Wenn [von Thomas Metzinger] gesagt wird, dass "das religiöse Menschenbild falsifiziert wurde" würde mich interessieren, was genau von wem wie falsifiziert wurde. Ist das eine Art negativer Gottesbeweis? Oder wird hier der Begriff "falsifizieren" deutlich lockerer verstanden als bei Popper?


Peter Hiemann aus Grasse antwortete am 14.1.2012

Anders als „klassische“ Philosophen, tun sich Philosophen des 21. Jahrhundert ziemlich schwer, Beiträge zu Erkenntnisprozessen zu liefern. Sie versuchen mit wenig Erfolg, den Eindruck zu erwecken, Experten des Geistigen zu sein. Sie reklamieren für ihren Berufsstand,  geistige Brücken zwischen Wissensgebieten konstruieren zu können (auch zwischen Wissenschaft und Religion), aber ich habe den Eindruck, dass sie viel „Wolkiges“ (Wortwahl der ZEIT) hin und her schieben. Diese Ansicht ergibt sich, wenn ich zum Beispiel lese, wie der Philosoph Manfred Frank seinem Kollegen Peter Sloterdijk in einem offenen Brief in der ZEIT vorwirft, „Geschweife und Geschwefel“ zu produzieren und zu verbreiten. Das klingt so: „Heidegger hat den Humanismus wie so viele Denker seiner Generation (auch Karl Barth gehört zu ihnen) zu überwinden versucht - das sei ihm, denken Sie, gutgeschrieben. Er hatte schon in Sein und Zeit Philosophie nicht mehr vom Subjekt, dem Agenten der Menschlichkeitsideologie, sondern vom Sein aus zu begründen unternommen. Aber noch hielt das "Dasein" – der fundamental-ontologische Nachfolgebegriff für "Subjekt" oder "Mensch" – eine bedeutende Stellung, die auch in den Schriften nach der "Kehre" nicht aufgegeben wird. So bleibt das Dasein im Brief über den ,Humanismus' zwar "nicht der Herr des Seienden", wohl aber der "Hirt des Seins". Diese ontologische "Pastorale" gilt es nunmehr - meinen Sie - durch Radikalisierung der Absage an den Humanismus zu entharmlosen, aber ebenso, dass keinerlei Moral die Berufung des Hirten zur Wahrung seiner Wahrheit normativ anleitet.“ Ob Sloterdijk genauso gut „schweifen“ und „schwefeln“ kann, kann und will ich nicht kommentieren.

Thomas Metzinger hebt sich wohltuend von der Gruppe von Philosophen ab, die viel „Wolkiges“ hin und her schieben. Das gleiche trifft auf Karl Popper zu. Popper hat sogar im Vorwort des Buches „Das Ich und sein Gehirn“ geäußert, dass er „schon immer von der herrschenden philosophischen Schule unbefriedigt war und stark an den Naturwissenschaften interessiert ist“.

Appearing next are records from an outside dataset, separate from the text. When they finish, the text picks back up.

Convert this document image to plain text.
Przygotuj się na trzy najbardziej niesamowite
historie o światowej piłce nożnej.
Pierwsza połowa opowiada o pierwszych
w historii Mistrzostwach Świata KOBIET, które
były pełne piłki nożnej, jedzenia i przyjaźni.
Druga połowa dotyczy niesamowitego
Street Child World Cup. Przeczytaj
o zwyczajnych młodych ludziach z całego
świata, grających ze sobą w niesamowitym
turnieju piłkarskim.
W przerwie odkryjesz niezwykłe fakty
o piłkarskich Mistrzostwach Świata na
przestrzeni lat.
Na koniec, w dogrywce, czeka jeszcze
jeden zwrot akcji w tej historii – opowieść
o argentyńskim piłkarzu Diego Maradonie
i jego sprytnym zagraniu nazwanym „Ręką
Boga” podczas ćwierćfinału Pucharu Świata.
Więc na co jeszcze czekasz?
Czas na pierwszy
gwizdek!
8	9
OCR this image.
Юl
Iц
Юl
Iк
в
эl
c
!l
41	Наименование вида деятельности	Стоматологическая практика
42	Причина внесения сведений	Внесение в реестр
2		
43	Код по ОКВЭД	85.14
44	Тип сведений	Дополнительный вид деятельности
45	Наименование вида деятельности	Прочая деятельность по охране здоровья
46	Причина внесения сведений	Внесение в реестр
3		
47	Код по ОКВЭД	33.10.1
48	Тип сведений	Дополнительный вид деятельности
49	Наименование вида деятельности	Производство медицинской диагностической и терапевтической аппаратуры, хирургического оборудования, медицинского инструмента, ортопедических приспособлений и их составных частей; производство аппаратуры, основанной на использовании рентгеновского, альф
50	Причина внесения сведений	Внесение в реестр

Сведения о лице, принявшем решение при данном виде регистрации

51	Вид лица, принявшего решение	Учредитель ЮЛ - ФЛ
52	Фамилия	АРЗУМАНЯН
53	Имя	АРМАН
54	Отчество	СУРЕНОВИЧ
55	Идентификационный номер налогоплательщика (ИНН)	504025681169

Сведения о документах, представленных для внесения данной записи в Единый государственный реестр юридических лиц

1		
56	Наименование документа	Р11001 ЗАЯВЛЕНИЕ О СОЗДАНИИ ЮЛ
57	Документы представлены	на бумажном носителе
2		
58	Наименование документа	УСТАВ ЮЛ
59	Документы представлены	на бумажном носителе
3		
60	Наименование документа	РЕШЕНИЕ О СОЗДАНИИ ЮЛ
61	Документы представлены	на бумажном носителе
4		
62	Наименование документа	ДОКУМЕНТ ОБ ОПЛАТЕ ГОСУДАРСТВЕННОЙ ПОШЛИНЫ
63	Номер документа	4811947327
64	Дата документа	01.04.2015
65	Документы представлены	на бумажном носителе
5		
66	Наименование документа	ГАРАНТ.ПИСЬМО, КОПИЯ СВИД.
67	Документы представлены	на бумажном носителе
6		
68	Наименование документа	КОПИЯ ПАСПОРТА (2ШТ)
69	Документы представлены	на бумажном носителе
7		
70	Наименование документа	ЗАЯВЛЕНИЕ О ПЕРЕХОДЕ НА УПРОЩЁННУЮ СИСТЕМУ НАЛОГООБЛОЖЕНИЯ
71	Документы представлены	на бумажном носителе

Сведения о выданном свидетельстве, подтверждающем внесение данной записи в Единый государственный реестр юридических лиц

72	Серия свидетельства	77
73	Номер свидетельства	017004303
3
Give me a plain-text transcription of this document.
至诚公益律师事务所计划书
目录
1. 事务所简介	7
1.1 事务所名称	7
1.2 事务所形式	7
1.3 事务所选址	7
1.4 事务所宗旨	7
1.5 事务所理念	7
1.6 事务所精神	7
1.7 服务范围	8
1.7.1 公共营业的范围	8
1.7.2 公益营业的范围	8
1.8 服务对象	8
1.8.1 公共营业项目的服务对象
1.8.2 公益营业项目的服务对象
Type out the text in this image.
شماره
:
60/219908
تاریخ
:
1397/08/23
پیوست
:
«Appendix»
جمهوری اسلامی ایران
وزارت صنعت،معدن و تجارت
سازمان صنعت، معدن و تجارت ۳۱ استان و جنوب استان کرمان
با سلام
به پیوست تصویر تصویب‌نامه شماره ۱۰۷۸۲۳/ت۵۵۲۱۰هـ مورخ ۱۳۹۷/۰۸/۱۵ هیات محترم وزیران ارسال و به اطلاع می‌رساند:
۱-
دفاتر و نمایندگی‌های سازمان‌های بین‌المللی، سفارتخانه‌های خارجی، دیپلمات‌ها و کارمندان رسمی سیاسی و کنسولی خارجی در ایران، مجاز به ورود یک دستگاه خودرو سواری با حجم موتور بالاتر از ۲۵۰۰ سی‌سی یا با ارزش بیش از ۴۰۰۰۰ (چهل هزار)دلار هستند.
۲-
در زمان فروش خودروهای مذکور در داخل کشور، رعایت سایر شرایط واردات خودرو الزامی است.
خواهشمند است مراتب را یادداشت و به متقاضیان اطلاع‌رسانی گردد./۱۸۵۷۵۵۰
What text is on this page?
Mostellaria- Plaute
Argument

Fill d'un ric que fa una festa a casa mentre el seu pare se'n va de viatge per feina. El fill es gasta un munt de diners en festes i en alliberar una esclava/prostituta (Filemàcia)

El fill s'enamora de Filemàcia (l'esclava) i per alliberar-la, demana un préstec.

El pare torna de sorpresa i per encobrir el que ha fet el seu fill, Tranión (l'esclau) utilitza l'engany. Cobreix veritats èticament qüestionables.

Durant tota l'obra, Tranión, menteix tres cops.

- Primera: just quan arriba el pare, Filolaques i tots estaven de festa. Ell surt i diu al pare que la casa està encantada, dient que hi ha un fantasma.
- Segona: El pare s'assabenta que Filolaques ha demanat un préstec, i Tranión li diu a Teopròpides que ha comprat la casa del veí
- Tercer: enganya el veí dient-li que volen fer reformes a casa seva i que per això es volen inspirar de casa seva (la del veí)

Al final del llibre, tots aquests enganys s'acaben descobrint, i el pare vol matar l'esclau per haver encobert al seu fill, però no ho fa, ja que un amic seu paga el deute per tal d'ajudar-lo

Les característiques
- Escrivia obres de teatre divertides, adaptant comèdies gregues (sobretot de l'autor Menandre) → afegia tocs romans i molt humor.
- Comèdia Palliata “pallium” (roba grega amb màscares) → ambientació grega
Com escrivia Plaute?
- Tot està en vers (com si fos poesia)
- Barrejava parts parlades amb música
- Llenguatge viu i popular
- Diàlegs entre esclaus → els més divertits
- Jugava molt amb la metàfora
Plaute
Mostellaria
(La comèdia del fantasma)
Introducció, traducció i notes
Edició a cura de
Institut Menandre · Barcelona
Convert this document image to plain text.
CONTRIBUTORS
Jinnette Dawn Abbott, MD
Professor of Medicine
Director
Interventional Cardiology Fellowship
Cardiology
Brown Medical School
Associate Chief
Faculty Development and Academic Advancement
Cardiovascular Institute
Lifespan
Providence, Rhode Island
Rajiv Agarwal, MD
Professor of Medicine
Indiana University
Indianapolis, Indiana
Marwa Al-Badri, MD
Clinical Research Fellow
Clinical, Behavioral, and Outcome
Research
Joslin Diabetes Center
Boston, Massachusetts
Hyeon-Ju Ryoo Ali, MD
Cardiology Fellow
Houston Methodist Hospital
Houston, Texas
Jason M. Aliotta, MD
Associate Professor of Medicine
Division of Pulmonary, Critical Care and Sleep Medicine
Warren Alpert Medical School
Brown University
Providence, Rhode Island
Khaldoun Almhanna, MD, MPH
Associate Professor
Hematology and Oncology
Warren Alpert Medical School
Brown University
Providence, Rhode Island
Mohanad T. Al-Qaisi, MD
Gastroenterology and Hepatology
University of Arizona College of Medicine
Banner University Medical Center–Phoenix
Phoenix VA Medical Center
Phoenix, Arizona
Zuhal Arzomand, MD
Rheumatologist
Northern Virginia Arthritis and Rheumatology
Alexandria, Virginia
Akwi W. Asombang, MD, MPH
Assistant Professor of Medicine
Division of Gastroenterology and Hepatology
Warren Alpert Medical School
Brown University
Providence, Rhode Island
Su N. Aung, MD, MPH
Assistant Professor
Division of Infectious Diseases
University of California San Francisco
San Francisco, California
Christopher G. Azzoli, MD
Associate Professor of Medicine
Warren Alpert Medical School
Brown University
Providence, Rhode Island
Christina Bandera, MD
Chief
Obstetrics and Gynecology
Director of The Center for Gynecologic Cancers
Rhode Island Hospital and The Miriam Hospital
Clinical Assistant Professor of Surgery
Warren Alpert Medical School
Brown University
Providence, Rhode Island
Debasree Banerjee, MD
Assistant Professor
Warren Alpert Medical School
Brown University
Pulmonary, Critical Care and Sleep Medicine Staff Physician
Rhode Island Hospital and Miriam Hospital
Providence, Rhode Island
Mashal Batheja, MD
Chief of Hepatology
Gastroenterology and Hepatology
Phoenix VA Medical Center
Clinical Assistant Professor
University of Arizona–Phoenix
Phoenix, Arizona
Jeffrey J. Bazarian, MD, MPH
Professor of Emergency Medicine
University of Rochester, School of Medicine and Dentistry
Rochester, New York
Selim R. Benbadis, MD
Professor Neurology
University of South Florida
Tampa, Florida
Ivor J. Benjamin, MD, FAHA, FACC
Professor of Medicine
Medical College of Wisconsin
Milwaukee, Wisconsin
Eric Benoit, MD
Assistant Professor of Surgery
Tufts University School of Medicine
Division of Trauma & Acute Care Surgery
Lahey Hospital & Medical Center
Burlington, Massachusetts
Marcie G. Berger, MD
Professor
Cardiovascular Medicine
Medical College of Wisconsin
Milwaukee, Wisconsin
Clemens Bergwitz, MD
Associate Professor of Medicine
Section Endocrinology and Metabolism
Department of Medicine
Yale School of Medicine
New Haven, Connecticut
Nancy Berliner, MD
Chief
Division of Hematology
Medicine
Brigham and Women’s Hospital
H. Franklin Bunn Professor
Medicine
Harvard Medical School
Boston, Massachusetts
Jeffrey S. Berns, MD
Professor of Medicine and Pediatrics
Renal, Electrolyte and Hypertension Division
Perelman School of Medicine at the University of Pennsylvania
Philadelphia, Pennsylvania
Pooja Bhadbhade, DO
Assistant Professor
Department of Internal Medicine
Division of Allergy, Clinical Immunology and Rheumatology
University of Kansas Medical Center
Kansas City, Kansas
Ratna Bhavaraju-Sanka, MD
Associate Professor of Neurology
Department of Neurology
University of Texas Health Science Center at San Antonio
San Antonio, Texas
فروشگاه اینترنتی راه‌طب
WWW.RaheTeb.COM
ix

Es ist lange her, dass ich mich mit Poppers Philosophie ein wenig beschäftigt habe. Das geschah im Rahmen meiner Studien über das menschliche Gehirn. John Eccles und Karl Popper haben das oben erwähnte Buch gemeinsam veröffentlicht. Teil 1 enthält Poppers Theorien und Weltsicht, in Teil 2 beschreibt Eccles seine neurologischen Erkenntnisse und Weltsicht, Teil 3 enthält Dialoge zwischen beiden Autoren. Für mich war auch von Interesse, dass im Vorwort des Buches ein wichtiger Unterschied zwischen den Autoren erwähnt wird: „Er betrifft den religiösen Glauben. Einer von uns beiden (Eccles) glaubt an Gott und an ein Übernatürliches, während der andere (Popper) als Agnostiker bezeichnet werden könnte.“

Karl Popper glaubt, dass die Objekte und Vorgänge in der Welt „beträchtlich klarer gemacht werden können, wenn wir eine Dreiteilung der Welt einführen. Da gibt es zunächst die physische Welt – das Universum physischer Gegenstände. Zweitens gibt es die Welt psychischer Zustände, einschließlich der Bewusstseinszustände, der psychischen Dispositionen und unbewusster Zustände. Doch es gibt noch eine dritte Welt, die Welt der Inhalte des Denkens und der Erzeugnisse des menschlichen Geistes.“
John Eccles und Karl Popper waren hervorragende Startpunkte für meine weiteren Studien. Karl Popper hat sich in dem oben genannten Buch auch zum Thema der Falsifizierbarkeit geäußert. Im Dialog mit Eccles zum Problem des Bewusstseins bei Tieren, einigen sich beide darauf, dass „jede Vermutung darüber nicht falsifizierbar ist, jedenfalls derzeit nicht. Und eben weil sie nicht falsifizierbar oder prüfbar ist, ist sie metaphysisch“. Popper hält allerdings metaphysische Hypothesen für wichtig, weil Wissenschaftler beim praktischen Forschen von dem geleitet werden, was Popper „metaphysisches Forschungsprogramm“ nennt.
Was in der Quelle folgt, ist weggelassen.